– Угу, – сказал Хисаич.

– Не слышу вопросов.

– Вопросов не имеем, – угрюмо буркнул Игорек.

– Ну и слава Богу. А я, значит, теперь домой.

Николай Петрович включил зажигание и мотор сдержанно заурчал, забегали по стеклу дворники.

– Мне сегодня еще вычислять, куда этот бык смотался. Не было печали… Хорошо, если домой сбежал, а если шастает по Питеру?… Не наделай вы ошибок, ребята, сейчас бы сидели дома.

– Да что там… Виноваты… Кругом виноваты…

– Вот и лады. Выматывайтесь.

Он дождался, пока они выйдут, и остановил Хисаича.

Нахлобучив на голову выцветшую кепку, Хисаич громоздко наклонился к опущенному стеклу.

– Ты, Хисаич, позвони, – негромко сказал Николай Петрович. – Пусть поздно будет, все равно позвони. Я сегодня рано не лягу.

Увидев, что Игорек нырнул в «шестерку», поставленную под мокрой каменной стеной, добавил негромко:

– И еще… Хисаич… Ты присмотри за Игорьком… Что-то в последнее время он нервничает… Стал какой-то смурной, огрызается… А нам Игорька надо беречь… Самый точный ствол Питера… С чего бы ему нервничать, а, Хисаич?… Ты присмотри за ним… Может, устал…

– Так все устали, Николай Петрович. Жизнь такая.

– Это ты верно сказал – жизнь…

И, вздохнув, добавил непонятно:

– Какая-никакая, а жизнь…


Дождь.

Свет проходящих машин.

Ночные мгновенные радуги.

Игорек уверенно вел «шестерку».

Он знал Питер.

Он любил и ненавидел Питер.

В огромной библиотеке отца он пересмотрел сотни старых литографий. Может, тысячи. Не считал.

Низкие каменные и деревянные набережные, черные смоляные сваи, лодки на Неве, впечатляющие с фасадов, но насквозь протекающие дворцы.

Огромные петровские дворцы, поставленные не на болотах, поставленные на человеческих костях.

Ковчег для России.

Это сам так Петр говорил – ковчег.

«Тружусь, как Ной, рублю ковчег для России».

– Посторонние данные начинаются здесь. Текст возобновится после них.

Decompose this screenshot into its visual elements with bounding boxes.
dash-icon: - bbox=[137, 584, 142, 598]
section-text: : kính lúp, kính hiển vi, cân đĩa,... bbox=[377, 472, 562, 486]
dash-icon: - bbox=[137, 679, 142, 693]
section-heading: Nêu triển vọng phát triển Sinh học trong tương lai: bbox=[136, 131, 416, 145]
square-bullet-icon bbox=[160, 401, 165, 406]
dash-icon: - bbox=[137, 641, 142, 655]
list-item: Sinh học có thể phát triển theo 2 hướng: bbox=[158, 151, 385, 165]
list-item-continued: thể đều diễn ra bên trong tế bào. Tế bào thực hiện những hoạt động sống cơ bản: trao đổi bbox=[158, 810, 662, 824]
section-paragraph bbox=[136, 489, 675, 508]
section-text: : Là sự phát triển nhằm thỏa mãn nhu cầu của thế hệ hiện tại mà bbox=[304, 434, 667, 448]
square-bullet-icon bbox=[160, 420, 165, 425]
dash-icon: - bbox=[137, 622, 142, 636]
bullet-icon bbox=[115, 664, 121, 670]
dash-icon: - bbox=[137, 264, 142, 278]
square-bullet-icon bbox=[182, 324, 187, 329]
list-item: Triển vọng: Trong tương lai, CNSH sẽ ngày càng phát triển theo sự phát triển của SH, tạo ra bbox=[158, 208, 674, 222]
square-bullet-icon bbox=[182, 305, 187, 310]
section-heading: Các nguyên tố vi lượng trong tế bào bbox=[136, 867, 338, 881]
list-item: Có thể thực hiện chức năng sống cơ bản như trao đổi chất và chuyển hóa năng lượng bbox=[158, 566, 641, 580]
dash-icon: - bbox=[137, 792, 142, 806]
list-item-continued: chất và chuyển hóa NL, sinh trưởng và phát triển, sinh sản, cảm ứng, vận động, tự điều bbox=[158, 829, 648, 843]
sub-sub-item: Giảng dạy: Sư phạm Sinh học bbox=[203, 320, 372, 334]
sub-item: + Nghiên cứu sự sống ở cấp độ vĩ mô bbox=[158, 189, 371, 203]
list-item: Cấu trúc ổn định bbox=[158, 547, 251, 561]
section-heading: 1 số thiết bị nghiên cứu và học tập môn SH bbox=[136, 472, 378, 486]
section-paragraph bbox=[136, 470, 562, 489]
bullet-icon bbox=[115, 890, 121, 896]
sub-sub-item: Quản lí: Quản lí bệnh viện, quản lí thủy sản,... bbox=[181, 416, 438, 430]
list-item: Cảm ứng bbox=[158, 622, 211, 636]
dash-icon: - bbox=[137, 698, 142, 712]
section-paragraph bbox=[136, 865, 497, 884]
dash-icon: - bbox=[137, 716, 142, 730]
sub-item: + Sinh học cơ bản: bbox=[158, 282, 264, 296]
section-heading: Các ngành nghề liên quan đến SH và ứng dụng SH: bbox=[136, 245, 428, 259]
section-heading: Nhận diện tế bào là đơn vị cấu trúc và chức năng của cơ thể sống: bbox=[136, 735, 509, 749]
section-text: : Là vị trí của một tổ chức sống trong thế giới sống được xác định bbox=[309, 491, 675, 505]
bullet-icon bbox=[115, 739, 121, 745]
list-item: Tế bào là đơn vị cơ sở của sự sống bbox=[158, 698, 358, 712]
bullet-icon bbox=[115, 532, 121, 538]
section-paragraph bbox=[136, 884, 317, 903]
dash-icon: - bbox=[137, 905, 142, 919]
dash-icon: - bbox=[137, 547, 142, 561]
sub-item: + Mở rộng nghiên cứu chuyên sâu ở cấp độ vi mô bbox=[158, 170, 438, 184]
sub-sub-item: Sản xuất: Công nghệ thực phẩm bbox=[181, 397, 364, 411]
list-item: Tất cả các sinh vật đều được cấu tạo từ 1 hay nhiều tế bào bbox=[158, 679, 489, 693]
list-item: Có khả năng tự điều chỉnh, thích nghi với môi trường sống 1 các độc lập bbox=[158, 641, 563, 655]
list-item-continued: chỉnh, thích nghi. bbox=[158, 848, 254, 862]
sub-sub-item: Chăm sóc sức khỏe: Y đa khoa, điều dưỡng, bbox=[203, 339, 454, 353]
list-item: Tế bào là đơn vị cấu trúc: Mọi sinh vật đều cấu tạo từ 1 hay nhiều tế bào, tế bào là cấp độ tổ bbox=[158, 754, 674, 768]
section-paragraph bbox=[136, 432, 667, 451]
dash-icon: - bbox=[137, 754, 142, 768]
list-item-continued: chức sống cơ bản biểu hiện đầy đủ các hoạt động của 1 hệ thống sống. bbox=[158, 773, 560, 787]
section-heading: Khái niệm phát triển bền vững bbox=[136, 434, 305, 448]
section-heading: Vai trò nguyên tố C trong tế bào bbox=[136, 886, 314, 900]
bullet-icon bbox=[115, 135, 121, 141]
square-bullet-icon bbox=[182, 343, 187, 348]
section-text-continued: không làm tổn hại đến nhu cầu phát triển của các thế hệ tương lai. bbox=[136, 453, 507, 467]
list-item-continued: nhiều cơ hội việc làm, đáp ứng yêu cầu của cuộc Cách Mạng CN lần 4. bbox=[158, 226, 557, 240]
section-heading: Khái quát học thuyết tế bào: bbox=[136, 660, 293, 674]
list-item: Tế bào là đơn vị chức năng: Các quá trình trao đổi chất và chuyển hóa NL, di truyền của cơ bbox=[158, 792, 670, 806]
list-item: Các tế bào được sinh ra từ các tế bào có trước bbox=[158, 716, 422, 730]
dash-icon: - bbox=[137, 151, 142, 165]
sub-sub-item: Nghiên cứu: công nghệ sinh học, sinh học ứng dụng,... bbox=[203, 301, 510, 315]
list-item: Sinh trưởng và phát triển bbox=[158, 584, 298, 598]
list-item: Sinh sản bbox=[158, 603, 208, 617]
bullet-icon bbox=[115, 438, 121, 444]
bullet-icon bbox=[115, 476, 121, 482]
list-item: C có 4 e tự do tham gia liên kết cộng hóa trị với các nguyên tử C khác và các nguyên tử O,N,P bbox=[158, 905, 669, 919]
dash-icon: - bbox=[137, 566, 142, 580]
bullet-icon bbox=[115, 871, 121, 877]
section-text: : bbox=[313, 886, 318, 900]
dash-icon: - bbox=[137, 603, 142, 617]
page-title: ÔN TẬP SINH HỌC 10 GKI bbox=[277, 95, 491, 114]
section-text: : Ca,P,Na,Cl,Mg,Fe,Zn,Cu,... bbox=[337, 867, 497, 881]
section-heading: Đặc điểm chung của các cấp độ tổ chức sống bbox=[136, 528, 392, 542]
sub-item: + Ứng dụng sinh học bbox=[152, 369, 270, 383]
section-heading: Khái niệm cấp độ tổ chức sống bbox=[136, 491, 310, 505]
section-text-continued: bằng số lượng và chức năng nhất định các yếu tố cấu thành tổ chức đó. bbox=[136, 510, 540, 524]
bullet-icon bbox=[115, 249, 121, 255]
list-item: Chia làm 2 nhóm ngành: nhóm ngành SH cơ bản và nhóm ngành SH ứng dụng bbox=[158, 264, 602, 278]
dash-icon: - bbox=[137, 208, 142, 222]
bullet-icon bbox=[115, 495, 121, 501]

Умных бы рулевых, только не везет России с кормчими. То, значит, сами отвлекаются на постройку ковчега, то, значит, отвлекаются на стройку каналов… Но народ сознательный. Отец однажды показывал Игорьку бумажку. Андрей Платонов, писатель тонкий и душевный, убедительно просил московское начальство послать его на Беломоро-Балтийский канал. Или на канал Москва-Волга. Мечтал написать хорошую книгу о большевиках – покорителях природы

Тоска.

Ковчег.

Не для России.

Для каторжников.

Как-то Игорек процитировал Хисаичу вычитанный в старой книге высокий царский указ.

«Его Царское Величество усмотреть изволили, что у каторжных невольников, которые присланы в вечную работу, ноздри вынуты малознатно; того ради Его Царское Величество указал вынимать ноздри до кости, дабы, когда случится таким каторжным бежать, везде утаиться было не можно».

– Ты чё? – испугался Хисаич. – Это ж все при царизме было! Мы зачем революцию делали? Не люди, что ль?

Игорек усмехнулся.

Какие люди?

Хисаич – животное.

Тупое, не злое даже, но животное.

Дицерах, кажется, говорил в древности: человека существо есть тело, а душа только приключение. Тело у Хисаича большое, а души нет. Соответственно, нет приключений. Существо Хисаича – тело. В окно выбросить, шею свернуть, как той дежурной в гостинице. Это по Хисаичу. Он дышит, хапает, жует, давит. Не по злобе, конечно, а по приказу. Но хапает, жует, давит. Крупное животное, всем своим крупным телом осознающее пользу Дела. Хисаичу ведь все равно – убить человека ножом или годовым комплектом журнала «Аполлон».

Игорек зло ощерился.

В свое время отец Игорька тоже был хисаичем. Правда, умным и тонким хисаичем, глубоким знатоком социалистического театра и социалистической поэзии. Хисаичем, профессионально овладевшим всем хитроумным инструментарием советского критика. Его боялись при всех режимах, а он жадно дышал, страстно давил и хапал. И сам боялся. Отсюда лукуловы пиры, задаваемые им время от времени для им же обиженных актеров и литераторов, отчаянные ночные пиры, на которых другие такие же литературные и театральные хисаичи топили в отборном коньяке свой страх перед хисаичами, сумевшими подняться по социальной лестнице выше, чем удалось им.